Unerheblich bleibe, dass in Israel die Scheidung nur in dieser Form erfolgen könne. Art. 8 VO Nr. 1259/2010 (Rom-III-VO), führe zu keinem anderen Ergebnis. Denn der letzte gemeinsame gewöhnliche Aufenthalt der Gatten habe in B. gelegen, Art. 8 b), wobei die Abläufe im Einzelnen eher nicht zutreffend erfasst sind. Art. 8 c) verweist (vielleicht) auf israelisches Recht, wenn trotz der Doppelstaatsangehörigkeit von F. Art. 5 Abs. 1 S. 2 EGBGB insoweit nicht anwendbar sein sollte (dazu Gruber, IPrax 2012, 381 [386]; Helms, FamRZ 2011, 1765 [1771] – Verstoß gegen Erwägungsgrund Nr. 43 der VO Nr. 1259/2010 und Art. 18 AEUV), aber das KG folgt dieser Auffassung nicht. So könnten zwar „hinkende Ehescheidungen“ entstehen, ebenso wie „hinkende Ehen“ nicht immer auszuschließen seien. Bleibt Art. 8 d), Recht des angerufenen Gerichts (fiktiv), dazu für die Zuständigkeit Art. 3a Abs. 2 bzw. Abs. 5 VO Nr. 1111/2019, denn schließlich könnten die Beteiligten nicht rechtlos bleiben.

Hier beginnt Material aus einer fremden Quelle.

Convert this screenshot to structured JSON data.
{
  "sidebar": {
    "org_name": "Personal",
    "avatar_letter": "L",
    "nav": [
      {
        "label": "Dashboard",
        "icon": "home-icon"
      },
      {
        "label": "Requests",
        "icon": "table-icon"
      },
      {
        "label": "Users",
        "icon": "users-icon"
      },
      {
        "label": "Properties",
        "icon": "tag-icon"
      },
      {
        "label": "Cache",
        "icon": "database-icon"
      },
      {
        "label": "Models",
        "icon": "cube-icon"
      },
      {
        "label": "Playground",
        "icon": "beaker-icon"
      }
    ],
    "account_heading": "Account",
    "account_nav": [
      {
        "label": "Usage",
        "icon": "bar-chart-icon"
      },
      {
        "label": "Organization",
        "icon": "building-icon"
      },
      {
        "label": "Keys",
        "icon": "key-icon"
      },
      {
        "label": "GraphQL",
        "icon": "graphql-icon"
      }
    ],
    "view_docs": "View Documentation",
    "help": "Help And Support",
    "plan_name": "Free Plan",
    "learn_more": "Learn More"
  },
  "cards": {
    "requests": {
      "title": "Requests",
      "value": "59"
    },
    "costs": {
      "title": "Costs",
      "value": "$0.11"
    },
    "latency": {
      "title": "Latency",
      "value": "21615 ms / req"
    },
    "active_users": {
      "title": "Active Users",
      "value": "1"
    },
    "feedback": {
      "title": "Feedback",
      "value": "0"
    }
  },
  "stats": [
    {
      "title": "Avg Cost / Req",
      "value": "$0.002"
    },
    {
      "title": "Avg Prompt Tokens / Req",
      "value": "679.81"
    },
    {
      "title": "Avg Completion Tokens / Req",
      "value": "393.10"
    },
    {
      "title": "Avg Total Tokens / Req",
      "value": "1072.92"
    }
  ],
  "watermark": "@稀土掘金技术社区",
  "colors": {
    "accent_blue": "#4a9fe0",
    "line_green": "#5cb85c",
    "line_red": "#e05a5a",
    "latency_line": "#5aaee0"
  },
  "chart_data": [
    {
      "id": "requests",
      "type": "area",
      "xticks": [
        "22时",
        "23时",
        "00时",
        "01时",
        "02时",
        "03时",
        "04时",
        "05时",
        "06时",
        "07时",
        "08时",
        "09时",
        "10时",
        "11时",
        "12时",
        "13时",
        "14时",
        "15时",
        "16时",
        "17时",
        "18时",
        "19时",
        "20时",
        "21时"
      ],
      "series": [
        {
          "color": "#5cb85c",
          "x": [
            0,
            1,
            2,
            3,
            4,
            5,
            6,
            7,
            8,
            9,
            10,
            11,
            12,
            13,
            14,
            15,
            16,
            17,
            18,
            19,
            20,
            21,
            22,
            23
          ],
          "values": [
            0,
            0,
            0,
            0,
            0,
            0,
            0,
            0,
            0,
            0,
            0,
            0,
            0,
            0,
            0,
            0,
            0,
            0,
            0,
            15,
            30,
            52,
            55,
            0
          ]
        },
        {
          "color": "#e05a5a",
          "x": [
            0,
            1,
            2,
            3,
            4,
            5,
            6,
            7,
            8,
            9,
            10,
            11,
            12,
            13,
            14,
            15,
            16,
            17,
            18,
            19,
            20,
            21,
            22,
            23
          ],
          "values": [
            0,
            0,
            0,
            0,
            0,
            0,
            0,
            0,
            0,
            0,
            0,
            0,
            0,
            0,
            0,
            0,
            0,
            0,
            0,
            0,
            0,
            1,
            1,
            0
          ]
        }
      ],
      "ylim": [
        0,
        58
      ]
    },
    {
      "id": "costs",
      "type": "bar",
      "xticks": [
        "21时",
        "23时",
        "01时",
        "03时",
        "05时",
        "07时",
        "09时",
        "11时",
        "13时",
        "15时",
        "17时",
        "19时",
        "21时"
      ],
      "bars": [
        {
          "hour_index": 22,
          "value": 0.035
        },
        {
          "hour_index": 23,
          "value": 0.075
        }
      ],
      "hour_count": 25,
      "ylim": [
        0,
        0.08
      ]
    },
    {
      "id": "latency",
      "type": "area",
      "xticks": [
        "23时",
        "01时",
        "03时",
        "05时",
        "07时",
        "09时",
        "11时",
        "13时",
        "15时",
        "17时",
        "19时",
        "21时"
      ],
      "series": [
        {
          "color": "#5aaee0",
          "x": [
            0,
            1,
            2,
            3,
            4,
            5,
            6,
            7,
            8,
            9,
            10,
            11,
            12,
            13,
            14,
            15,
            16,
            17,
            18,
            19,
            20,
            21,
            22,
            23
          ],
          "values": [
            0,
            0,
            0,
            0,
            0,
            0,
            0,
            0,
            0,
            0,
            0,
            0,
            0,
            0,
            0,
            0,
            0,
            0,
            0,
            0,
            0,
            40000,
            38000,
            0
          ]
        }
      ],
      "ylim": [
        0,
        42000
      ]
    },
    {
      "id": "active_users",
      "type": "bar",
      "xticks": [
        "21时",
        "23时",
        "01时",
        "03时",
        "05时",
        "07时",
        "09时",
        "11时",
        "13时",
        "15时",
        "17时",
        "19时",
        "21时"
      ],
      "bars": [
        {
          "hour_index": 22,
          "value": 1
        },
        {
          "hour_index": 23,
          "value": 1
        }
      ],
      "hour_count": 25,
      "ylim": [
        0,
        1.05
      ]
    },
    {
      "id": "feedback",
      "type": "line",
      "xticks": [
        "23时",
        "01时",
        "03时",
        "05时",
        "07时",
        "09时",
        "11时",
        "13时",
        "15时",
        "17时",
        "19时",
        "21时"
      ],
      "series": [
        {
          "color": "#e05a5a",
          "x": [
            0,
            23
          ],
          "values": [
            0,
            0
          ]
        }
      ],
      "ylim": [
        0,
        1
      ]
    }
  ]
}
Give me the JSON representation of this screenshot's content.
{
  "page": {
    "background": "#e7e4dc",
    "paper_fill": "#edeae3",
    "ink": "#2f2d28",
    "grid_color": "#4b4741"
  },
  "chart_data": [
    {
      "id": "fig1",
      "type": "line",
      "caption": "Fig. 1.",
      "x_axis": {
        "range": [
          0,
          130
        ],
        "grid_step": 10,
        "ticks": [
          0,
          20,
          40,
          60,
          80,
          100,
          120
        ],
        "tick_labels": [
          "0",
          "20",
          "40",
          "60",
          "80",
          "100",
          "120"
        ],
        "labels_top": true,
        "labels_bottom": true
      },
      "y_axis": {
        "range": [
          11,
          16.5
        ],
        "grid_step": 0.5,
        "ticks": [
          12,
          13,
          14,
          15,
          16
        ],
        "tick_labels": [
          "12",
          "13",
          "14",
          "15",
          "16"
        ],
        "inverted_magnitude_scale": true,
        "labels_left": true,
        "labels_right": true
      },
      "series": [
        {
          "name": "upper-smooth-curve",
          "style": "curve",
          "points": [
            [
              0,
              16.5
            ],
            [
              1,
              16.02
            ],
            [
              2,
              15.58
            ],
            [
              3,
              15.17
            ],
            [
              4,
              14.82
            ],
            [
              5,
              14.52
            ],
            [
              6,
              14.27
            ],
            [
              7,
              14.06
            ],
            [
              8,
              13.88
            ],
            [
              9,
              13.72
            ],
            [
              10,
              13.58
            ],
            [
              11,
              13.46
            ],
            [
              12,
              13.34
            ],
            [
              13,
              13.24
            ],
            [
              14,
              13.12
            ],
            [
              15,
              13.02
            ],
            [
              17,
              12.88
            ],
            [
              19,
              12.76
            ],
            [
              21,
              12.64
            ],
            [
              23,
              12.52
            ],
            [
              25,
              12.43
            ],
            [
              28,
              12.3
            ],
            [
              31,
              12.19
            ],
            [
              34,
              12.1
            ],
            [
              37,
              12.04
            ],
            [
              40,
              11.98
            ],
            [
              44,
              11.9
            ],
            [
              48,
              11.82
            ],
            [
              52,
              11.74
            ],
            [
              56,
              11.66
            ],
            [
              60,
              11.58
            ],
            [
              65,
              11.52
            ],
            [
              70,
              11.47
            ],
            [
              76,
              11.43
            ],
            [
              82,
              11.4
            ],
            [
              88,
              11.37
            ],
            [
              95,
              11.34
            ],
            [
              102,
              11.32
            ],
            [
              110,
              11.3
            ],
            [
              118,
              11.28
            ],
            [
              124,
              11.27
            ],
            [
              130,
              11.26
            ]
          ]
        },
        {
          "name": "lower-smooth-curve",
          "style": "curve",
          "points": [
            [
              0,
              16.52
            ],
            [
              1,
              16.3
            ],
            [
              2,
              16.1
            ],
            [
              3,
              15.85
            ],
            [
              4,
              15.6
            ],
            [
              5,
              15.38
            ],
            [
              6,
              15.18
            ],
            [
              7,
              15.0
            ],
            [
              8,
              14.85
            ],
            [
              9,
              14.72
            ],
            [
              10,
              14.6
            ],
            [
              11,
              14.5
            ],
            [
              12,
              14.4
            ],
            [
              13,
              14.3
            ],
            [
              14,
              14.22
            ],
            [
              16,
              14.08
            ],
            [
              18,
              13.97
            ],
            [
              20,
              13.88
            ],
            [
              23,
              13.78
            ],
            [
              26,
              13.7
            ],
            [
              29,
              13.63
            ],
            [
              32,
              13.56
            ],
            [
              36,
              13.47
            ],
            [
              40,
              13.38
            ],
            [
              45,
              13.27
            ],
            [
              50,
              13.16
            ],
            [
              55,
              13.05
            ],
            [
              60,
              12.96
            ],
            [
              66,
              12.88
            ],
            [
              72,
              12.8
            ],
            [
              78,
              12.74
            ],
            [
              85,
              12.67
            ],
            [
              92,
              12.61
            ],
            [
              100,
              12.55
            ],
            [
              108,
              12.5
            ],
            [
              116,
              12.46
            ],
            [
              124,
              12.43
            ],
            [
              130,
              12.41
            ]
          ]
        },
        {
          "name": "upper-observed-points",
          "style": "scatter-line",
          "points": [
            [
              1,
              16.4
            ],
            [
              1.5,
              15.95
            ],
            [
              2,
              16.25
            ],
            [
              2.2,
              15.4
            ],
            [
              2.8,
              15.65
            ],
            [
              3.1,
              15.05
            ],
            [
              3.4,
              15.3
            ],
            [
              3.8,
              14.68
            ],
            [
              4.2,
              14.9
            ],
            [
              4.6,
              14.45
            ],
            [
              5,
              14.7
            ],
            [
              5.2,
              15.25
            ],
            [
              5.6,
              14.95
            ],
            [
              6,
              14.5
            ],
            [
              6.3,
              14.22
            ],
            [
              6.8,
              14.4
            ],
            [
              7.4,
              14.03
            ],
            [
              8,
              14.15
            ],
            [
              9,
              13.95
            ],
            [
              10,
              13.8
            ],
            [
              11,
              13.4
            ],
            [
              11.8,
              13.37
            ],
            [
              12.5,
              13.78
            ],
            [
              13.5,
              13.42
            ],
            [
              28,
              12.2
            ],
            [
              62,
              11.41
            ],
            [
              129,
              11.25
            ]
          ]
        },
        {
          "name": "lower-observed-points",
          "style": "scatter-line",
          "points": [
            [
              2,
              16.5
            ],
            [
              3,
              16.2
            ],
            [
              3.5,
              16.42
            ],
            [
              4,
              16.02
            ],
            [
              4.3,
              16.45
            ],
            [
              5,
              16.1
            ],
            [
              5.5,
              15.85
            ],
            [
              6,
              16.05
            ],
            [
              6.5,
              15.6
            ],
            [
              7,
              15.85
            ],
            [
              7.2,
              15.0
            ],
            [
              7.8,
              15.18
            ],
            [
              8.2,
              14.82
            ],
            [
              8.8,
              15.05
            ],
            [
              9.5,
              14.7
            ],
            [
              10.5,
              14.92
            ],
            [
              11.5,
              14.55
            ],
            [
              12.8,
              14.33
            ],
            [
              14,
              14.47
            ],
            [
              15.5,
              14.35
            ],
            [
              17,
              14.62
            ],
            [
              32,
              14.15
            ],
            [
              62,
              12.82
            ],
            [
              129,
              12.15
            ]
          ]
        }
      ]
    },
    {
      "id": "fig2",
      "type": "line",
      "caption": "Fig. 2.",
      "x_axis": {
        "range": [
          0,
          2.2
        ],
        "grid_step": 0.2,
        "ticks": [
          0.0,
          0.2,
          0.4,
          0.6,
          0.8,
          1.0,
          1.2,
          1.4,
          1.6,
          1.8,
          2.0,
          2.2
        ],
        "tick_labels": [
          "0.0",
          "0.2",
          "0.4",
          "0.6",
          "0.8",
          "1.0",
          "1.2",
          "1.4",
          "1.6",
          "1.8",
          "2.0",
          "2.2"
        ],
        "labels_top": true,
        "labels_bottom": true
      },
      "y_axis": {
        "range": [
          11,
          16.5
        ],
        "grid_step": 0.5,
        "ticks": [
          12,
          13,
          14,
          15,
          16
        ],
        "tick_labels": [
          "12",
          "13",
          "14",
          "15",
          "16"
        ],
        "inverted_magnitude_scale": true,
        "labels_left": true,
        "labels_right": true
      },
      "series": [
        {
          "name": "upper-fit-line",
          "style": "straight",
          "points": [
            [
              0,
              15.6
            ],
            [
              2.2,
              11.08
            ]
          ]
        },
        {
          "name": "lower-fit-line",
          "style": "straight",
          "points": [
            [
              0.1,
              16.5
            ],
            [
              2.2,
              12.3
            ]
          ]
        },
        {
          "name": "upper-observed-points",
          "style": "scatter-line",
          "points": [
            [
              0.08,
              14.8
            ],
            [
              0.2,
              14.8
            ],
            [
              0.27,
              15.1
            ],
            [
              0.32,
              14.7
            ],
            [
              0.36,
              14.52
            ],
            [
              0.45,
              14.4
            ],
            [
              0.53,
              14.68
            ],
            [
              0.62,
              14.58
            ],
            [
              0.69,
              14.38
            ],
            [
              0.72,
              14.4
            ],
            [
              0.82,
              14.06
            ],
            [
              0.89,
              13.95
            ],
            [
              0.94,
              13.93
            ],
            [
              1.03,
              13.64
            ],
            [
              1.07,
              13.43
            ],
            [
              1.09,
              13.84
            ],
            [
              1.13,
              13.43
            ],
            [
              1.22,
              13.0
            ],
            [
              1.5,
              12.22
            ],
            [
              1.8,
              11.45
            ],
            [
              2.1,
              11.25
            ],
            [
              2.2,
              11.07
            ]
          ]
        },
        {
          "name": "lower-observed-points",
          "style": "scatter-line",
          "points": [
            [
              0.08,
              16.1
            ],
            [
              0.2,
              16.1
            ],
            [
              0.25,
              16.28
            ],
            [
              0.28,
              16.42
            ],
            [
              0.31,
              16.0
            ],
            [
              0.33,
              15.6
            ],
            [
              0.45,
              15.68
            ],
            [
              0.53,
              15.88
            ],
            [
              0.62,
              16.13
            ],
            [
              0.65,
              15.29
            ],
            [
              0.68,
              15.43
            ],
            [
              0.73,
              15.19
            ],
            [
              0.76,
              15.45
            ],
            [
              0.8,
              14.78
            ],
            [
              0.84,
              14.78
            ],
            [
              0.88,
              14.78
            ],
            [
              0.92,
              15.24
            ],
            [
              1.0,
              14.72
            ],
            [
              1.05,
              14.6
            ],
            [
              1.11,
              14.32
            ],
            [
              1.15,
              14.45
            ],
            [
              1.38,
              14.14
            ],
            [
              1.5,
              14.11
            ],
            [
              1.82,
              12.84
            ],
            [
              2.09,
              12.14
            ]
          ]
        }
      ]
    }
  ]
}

Eine Rechtswahl etwa für israelisches Recht, die vorrangig sein könnte, liege jedenfalls nicht vor. Im Übrigen würde für sie die vorgeschriebene Form fehlen. Nach Abschluss der Sache könnten sich beide Gatten nicht mehr entsprechend abstimmen und festlegen. Die notwendigen religiösen Handlungen seien in Israel bereits abgeschlossen, dazu auch KG v. 11.1.1993 – 3 WF 7099/92, FamRZ 1994, 839.

Deshalb könnten beide „ohne Weiteres“ zur Auflösung der Ehe auch nach deutschem Recht gelangen, vielleicht nicht ganz unwichtig für den Versorgungsausgleich. Sie könnten beim zuständigen FamG Scheidungsantrag stellen und so die Sache zum Abschluss bringen. Dabei sei Art. 17 Abs. 2 EGBGB n.F. zu beachten.